Der neue Honda e wird serienmäßig mit einem Kamerasystem als Ersatz für den Seitenspiegel ausgestattet.

Wenn man statt eines Seitenspiegels, eine Kamera einbaut, so hat man damit einige Vorteile. Es ist bequemer, man hat ein größeres Sichtfeld und vor allem hat das Auto dann weniger Luftwiderstand, was sich positiv beim Spritverbrauch, oder wie hier die Batterieladung, auswirkt und damit auch ein Pluspunkt für die Umwelt darstellt.

Hondas Seitenkamera.

Hondas Seitenkamera. Quelle Honda

Der Honda e verfügt über ein solches System und damit setzt sich der Siegeszug des Konzepts auch im Kleinwagensegment fort. Die Bilder der Kameras werden in Echtzeit auf zwei Monitore mit jeweils sechs Zoll übertragen und erlauben den Blick nach hinten besser als zuvor.

Ein weiterer Vorteil ist die Breite des Fahrzeugs, denn die Kameras an den Seiten stehen nicht über den Radkasten hinaus ab. Zudem reduziert Honda damit die Geräusche, die durch die konventionellen Spiegel erzeugt werden. Wind und Wetter können der Technik jedoch zusetzen, daher sind die Kameragehäuse so geformt, dass sich dort keine Wassertropfen sammeln können. Des Weiteren verfügt die Linse über eine wasserabweisende Beschichtung.

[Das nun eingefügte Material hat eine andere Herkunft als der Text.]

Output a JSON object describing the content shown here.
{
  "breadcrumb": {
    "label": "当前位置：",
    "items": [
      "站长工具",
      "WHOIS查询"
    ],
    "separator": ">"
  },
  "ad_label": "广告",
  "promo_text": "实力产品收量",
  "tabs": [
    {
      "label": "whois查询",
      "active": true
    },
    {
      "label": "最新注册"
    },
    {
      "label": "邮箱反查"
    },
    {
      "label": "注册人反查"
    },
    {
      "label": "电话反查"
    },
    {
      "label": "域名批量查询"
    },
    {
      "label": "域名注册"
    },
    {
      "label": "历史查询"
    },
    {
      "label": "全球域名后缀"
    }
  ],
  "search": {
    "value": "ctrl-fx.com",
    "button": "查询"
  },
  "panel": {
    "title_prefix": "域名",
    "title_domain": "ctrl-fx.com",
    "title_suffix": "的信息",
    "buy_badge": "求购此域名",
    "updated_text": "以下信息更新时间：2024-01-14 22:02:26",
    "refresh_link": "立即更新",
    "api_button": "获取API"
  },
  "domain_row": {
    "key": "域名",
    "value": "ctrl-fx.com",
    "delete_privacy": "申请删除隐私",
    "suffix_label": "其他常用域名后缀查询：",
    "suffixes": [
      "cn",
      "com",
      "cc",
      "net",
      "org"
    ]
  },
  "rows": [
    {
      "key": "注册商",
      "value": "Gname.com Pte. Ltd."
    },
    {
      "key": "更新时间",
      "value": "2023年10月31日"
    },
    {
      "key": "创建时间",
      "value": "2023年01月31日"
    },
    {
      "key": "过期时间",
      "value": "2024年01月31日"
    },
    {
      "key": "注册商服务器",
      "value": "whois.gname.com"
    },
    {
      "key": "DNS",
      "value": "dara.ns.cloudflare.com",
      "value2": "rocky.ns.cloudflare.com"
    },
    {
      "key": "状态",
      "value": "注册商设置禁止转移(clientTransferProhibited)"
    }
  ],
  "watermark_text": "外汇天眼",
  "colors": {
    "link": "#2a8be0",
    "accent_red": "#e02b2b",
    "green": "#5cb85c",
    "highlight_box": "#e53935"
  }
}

Für die Fahrenden bedeutet die Technik auch, dass man zwischen der normalen Sicht und der Weitwinkelansicht wählen kann. Das reduziert auch die Toten Winkel. Beim Rückwärtsfahren helfen darüber hinaus auch Hilfslinien, die auf dem Monitor eingeblendet werden. Die Monitore passen sich automatisch an die Lichtverhältnisse an.

Der Honda e verfügt über eine Reichweite von über 200 Kilometern und kommt mit einer Schnellladefunktion auf den Markt, womit man den Akku innerhalb von 30 Prozent bis 80 Prozent laden kann.